Prefer CSS3 selectors
In theory, Selenium makes it fast and easy to create new tests. With a Firefox plugin available, practically anyone can take a page and record a test for it.
In practice, however, there is catch. Most of the selectors of Selenium, when recorded using the Firefox plugin use Xpath to operate their magic. While using an Xpath is not a problem in itself, it is a technology with which fewer developers are familiar, then say, CSS. More aggravating to me is that the Xpath that is implemented is incomplete. I haven’t checked thoroughly on what the differences are between Selenium’s Xpath and the W3 specifications, but there are enough that I will often write a valid Xpath query with another Firefox plugin called Xpath Checker that fails with Selenium. The solution often is to rewrite the selector using CSS3, which seems to work better in most circumstances. The thing that saves Xpath is its great flexibility when it comes to, say, selecting a tag based on a value somewhere else on the page.
Get GIGO with it
Not all the problems we’ve been having with Selenium come from it.
I’ve spent a week or two to get a meaningful, representative data set, from which to operate Selenium. The, of course crucially important in order to get non GIGO results.
The problem in our case is that it is not something that had been done since the project inception. While migrations help a great deal with the structure and fixtures help with seeding some values, our system is complex enough that it is not realistic to simply rely on fixtures.

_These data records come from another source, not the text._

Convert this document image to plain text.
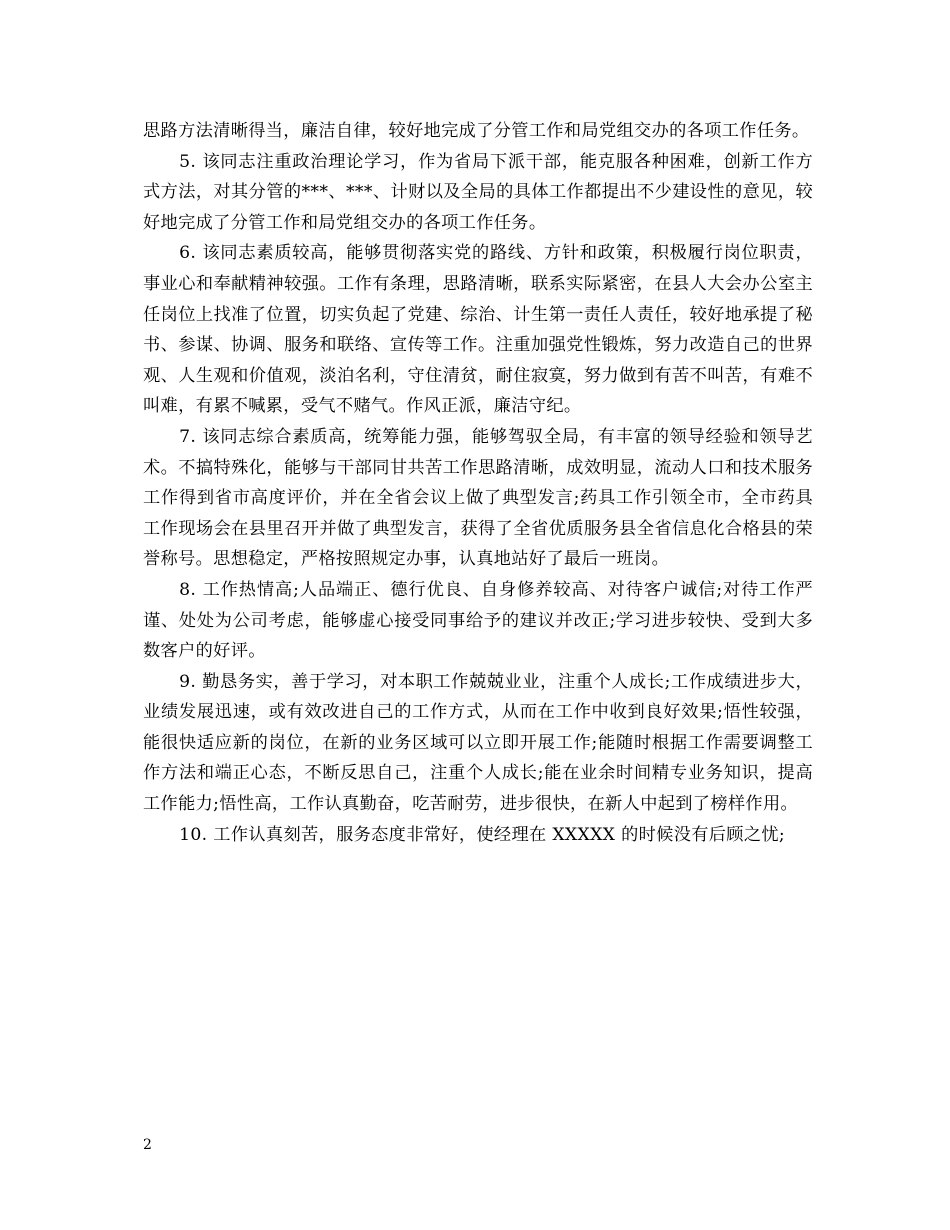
思路方法清晰得当，廉洁自律，较好地完成了分管工作和局党组交办的各项工作任务。

5. 该同志注重政治理论学习，作为省局下派干部，能克服各种困难，创新工作方式方法，对其分管的***、***、计财以及全局的具体工作都提出不少建设性的意见，较好地完成了分管工作和局党组交办的各项工作任务。

6. 该同志素质较高，能够贯彻落实党的路线、方针和政策，积极履行岗位职责，事业心和奉献精神较强。工作有条理，思路清晰，联系实际紧密，在县人大会办公室主任岗位上找准了位置，切实负起了党建、综治、计生第一责任人责任，较好地承提了秘书、参谋、协调、服务和联络、宣传等工作。注重加强党性锻炼，努力改造自己的世界观、人生观和价值观，淡泊名利，守住清贫，耐住寂寞，努力做到有苦不叫苦，有难不叫难，有累不喊累，受气不赌气。作风正派，廉洁守纪。

7. 该同志综合素质高，统筹能力强，能够驾驭全局，有丰富的领导经验和领导艺术。不搞特殊化，能够与干部同甘共苦工作思路清晰，成效明显，流动人口和技术服务工作得到省市高度评价，并在全省会议上做了典型发言;药具工作引领全市，全市药具工作现场会在县里召开并做了典型发言，获得了全省优质服务县全省信息化合格县的荣誉称号。思想稳定，严格按照规定办事，认真地站好了最后一班岗。

8. 工作热情高;人品端正、德行优良、自身修养较高、对待客户诚信;对待工作严谨、处处为公司考虑，能够虚心接受同事给予的建议并改正;学习进步较快、受到大多数客户的好评。

9. 勤恳务实，善于学习，对本职工作兢兢业业，注重个人成长;工作成绩进步大，业绩发展迅速，或有效改进自己的工作方式，从而在工作中收到良好效果;悟性较强，能很快适应新的岗位，在新的业务区域可以立即开展工作;能随时根据工作需要调整工作方法和端正心态，不断反思自己，注重个人成长;能在业余时间精专业务知识，提高工作能力;悟性高，工作认真勤奋，吃苦耐劳，进步很快，在新人中起到了榜样作用。

10. 工作认真刻苦，服务态度非常好，使经理在 XXXXX 的时候没有后顾之忧;

2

The first approach was to take an existing data dump from a live system. While this was quite workable, it was also hard to maintain the test data, the Selenium tests and the application up to date and sufficiently seperate from one another.

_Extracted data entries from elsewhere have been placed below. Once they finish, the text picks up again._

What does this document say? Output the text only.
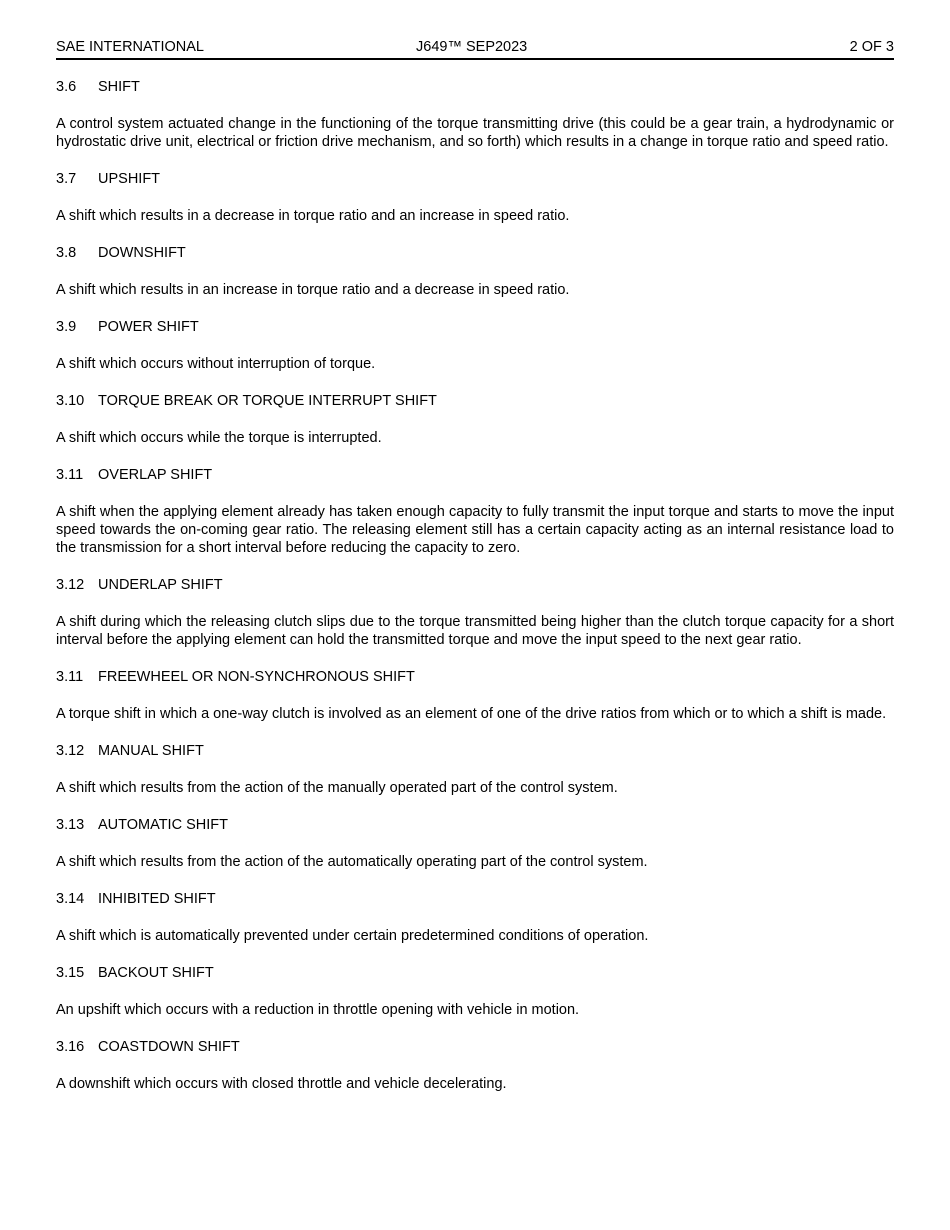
SAE INTERNATIONAL	J649™ SEP2023	2 OF 3

3.6 SHIFT

A control system actuated change in the functioning of the torque transmitting drive (this could be a gear train, a hydrodynamic or hydrostatic drive unit, electrical or friction drive mechanism, and so forth) which results in a change in torque ratio and speed ratio.

3.7 UPSHIFT

A shift which results in a decrease in torque ratio and an increase in speed ratio.

3.8 DOWNSHIFT

A shift which results in an increase in torque ratio and a decrease in speed ratio.

3.9 POWER SHIFT

A shift which occurs without interruption of torque.

3.10 TORQUE BREAK OR TORQUE INTERRUPT SHIFT

A shift which occurs while the torque is interrupted.

3.11 OVERLAP SHIFT

A shift when the applying element already has taken enough capacity to fully transmit the input torque and starts to move the input speed towards the on-coming gear ratio. The releasing element still has a certain capacity acting as an internal resistance load to the transmission for a short interval before reducing the capacity to zero.

3.12 UNDERLAP SHIFT

A shift during which the releasing clutch slips due to the torque transmitted being higher than the clutch torque capacity for a short interval before the applying element can hold the transmitted torque and move the input speed to the next gear ratio.

3.11 FREEWHEEL OR NON-SYNCHRONOUS SHIFT

A torque shift in which a one-way clutch is involved as an element of one of the drive ratios from which or to which a shift is made.

3.12 MANUAL SHIFT

A shift which results from the action of the manually operated part of the control system.

3.13 AUTOMATIC SHIFT

A shift which results from the action of the automatically operating part of the control system.

3.14 INHIBITED SHIFT

A shift which is automatically prevented under certain predetermined conditions of operation.

3.15 BACKOUT SHIFT

An upshift which occurs with a reduction in throttle opening with vehicle in motion.

3.16 COASTDOWN SHIFT

A downshift which occurs with closed throttle and vehicle decelerating.
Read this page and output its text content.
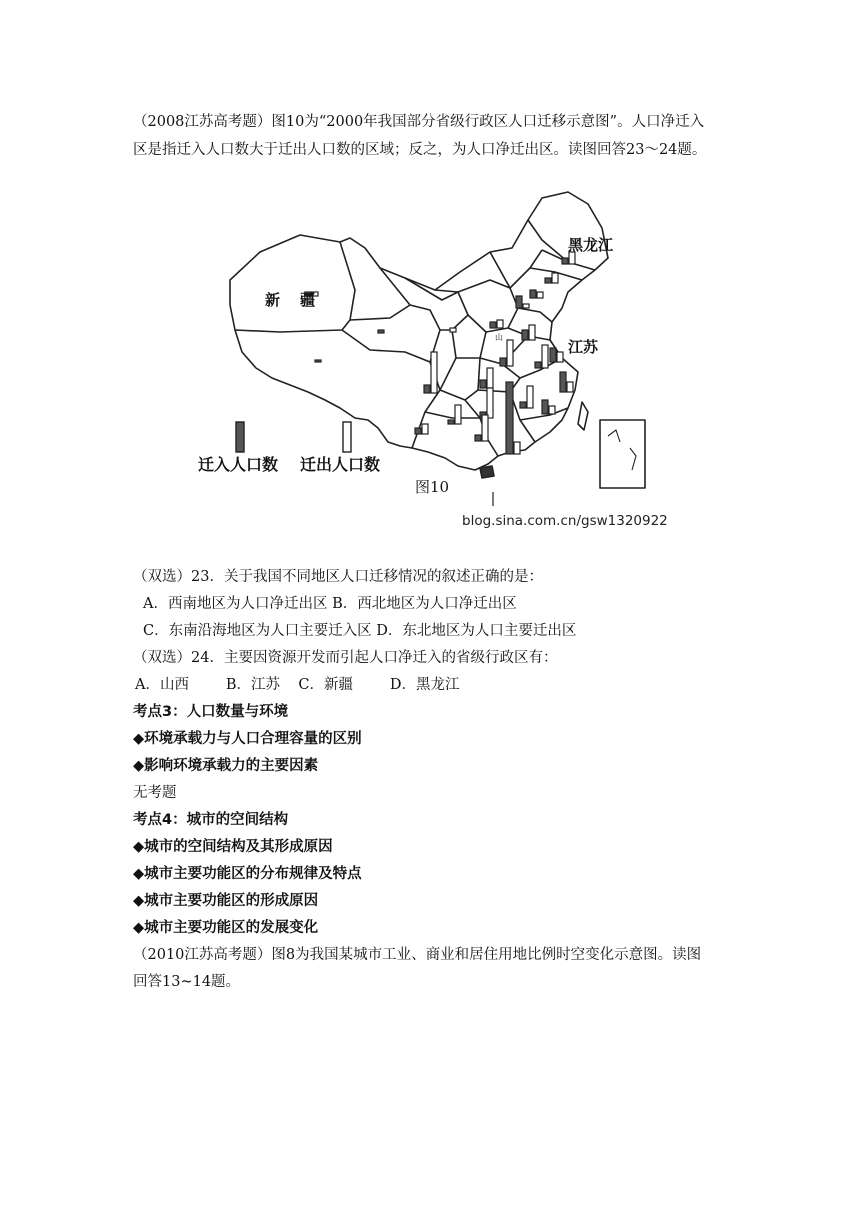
（2008江苏高考题）图10为“2000年我国部分省级行政区人口迁移示意图”。人口净迁入
区是指迁入人口数大于迁出人口数的区域；反之，为人口净迁出区。读图回答23～24题。
黑龙江
新 疆
江苏
山
迁入人口数 迁出人口数
图10
blog.sina.com.cn/gsw1320922
（双选）23．关于我国不同地区人口迁移情况的叙述正确的是：
A．西南地区为人口净迁出区 B．西北地区为人口净迁出区
C．东南沿海地区为人口主要迁入区 D．东北地区为人口主要迁出区
（双选）24．主要因资源开发而引起人口净迁入的省级行政区有：
A．山西        B．江苏    C．新疆        D．黑龙江
考点3：人口数量与环境
◆环境承载力与人口合理容量的区别
◆影响环境承载力的主要因素
无考题
考点4：城市的空间结构
◆城市的空间结构及其形成原因
◆城市主要功能区的分布规律及特点
◆城市主要功能区的形成原因
◆城市主要功能区的发展变化
（2010江苏高考题）图8为我国某城市工业、商业和居住用地比例时空变化示意图。读图
回答13~14题。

The second approach we took was to include fixtures on top of the dump. While this was convenient to quickly resolve issues with a particular test, we rapidly found out that this caused unit and functional test which already relied on certain value to fail.
The third approach was to start from scratch and completely rebuild the database, in order to have a perfect blank, or master from which to evolve. In practice, the system’s data was complex enough that when there was missing data, it was often difficult and time consuming to isolate the origin of the error and correct it.
The current approach I feel is the best one so far. It is simply to take the previous, start-from-scratch approach and automate it entirely, thereby introducing better traceability into the test data process and shortening the time required to fix initial data errors.
The lessons I take from this are:
- Since you’ll be agile and testing, plan your data creation strategy from the beginning.
- Make sure that the data creation process is as automated as possible, so that when large changes to the application come about, it is possible to quickly make Selenium follow along
- Involve domain experts. Often, creating a blank slate of the application can be daunting, especially in a large system that has evolved without such a system. Domain experts are your best bet into what need to be included in the creation of initial data.
- Maintain the strategy. While it would be nice to have tests on the data that the strategy creates, this is a bit of a chicken and the egg problem. So, instead of testing directly the data creation strategy, reexamine it in thought when one of its dependent test fails.
You’ll probably want to have your strategy using Rake or Raven depending on your platform and preferences. Even using Rake on DotNet and learning a new tool is better then relying on manual efforts to create that valuable data.